El femicidio de Úrsula y los varios más que ocurrieron desde la muerte de la joven y la reacción social que desencadenó hacen necesaria no solo una profunda reforma judicial llamada “feminista” por los sectores que la impulsan, sino un cambio cultural que no siempre tiene que ver con las normas sino más bien con el modo de entender la problemática y de observar las relaciones personales e institucionales en el contexto de una sociedad que parece haber naturalizado la violencia como la condición de expresión del poder.
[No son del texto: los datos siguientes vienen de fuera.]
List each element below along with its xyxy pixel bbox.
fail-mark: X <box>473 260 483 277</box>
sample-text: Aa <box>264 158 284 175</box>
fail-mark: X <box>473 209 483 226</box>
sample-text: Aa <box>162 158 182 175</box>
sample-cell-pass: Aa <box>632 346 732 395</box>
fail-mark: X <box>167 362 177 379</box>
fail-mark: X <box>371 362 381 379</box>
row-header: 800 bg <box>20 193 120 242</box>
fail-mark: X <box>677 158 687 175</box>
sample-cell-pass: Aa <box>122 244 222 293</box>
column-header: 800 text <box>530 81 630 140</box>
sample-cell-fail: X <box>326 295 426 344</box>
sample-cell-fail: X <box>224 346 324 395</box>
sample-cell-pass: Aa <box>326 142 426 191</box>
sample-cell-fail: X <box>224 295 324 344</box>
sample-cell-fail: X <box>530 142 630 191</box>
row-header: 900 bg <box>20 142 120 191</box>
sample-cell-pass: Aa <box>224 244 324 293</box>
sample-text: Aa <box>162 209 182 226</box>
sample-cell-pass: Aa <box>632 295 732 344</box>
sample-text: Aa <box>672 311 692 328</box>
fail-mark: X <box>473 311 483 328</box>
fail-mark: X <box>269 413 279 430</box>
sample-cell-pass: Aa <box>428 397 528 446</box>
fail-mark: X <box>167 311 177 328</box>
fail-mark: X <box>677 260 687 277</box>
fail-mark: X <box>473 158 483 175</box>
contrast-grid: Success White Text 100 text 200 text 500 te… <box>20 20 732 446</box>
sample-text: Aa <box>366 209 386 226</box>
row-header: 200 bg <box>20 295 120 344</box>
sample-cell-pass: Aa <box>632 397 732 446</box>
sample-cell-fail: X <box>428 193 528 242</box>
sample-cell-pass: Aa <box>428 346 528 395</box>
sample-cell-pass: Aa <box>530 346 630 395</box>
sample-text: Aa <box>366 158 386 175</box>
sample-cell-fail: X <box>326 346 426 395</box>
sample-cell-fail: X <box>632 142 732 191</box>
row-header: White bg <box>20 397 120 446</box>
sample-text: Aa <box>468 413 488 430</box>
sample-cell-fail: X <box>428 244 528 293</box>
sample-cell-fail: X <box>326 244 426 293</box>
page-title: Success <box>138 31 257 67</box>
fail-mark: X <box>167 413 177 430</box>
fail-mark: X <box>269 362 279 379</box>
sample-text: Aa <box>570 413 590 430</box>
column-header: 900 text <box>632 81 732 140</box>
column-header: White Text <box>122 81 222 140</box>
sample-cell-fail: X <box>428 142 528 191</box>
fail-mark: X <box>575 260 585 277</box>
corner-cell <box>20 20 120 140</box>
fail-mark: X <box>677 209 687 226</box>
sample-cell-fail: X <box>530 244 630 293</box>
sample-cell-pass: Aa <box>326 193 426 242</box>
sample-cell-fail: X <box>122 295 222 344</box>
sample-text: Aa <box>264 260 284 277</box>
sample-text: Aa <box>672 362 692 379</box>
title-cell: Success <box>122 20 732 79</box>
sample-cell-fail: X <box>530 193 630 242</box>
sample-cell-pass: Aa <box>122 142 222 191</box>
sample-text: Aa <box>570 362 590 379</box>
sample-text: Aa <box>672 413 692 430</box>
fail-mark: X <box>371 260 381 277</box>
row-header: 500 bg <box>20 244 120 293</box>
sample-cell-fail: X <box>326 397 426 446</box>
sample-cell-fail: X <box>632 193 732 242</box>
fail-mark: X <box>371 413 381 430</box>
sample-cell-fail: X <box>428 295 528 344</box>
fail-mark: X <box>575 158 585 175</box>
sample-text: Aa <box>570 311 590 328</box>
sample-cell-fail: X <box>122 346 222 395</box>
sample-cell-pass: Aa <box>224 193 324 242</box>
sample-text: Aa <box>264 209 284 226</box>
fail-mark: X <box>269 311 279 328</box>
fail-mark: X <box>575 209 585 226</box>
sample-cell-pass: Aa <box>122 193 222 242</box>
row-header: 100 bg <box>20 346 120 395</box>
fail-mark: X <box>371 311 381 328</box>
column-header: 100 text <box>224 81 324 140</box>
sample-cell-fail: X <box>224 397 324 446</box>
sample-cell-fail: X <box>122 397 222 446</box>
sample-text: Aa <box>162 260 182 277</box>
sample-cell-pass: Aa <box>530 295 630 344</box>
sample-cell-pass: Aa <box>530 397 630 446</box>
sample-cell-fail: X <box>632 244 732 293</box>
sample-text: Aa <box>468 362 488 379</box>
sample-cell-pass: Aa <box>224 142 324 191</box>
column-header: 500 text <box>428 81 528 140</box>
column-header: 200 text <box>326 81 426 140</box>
El caso de la joven asesinada en Rojas es la fotografía de una violencia institucional instalada en aquellos espacios que debieran privilegiar la situación de las víctimas. Y es el reflejo de pequeñas violencias cotidianas que se perpetúan en una sociedad que a pesar de los avances logrados-porque es cierto que en materia legislativa el país cuenta con instrumentos de vanguardia producto del impulso que le han dado al debate las propias organizaciones que alzan la bandera de estas causas para modificar estructuras patriarcales fuertemente arraigadas- no consigue instalar la perspectiva de género en todos sus ámbitos y a contramano sigue legitimando la violencia en la matriz misma de sus instituciones sin advertir que hay una sociedad indignada que ya  no está dispuesta a callarse.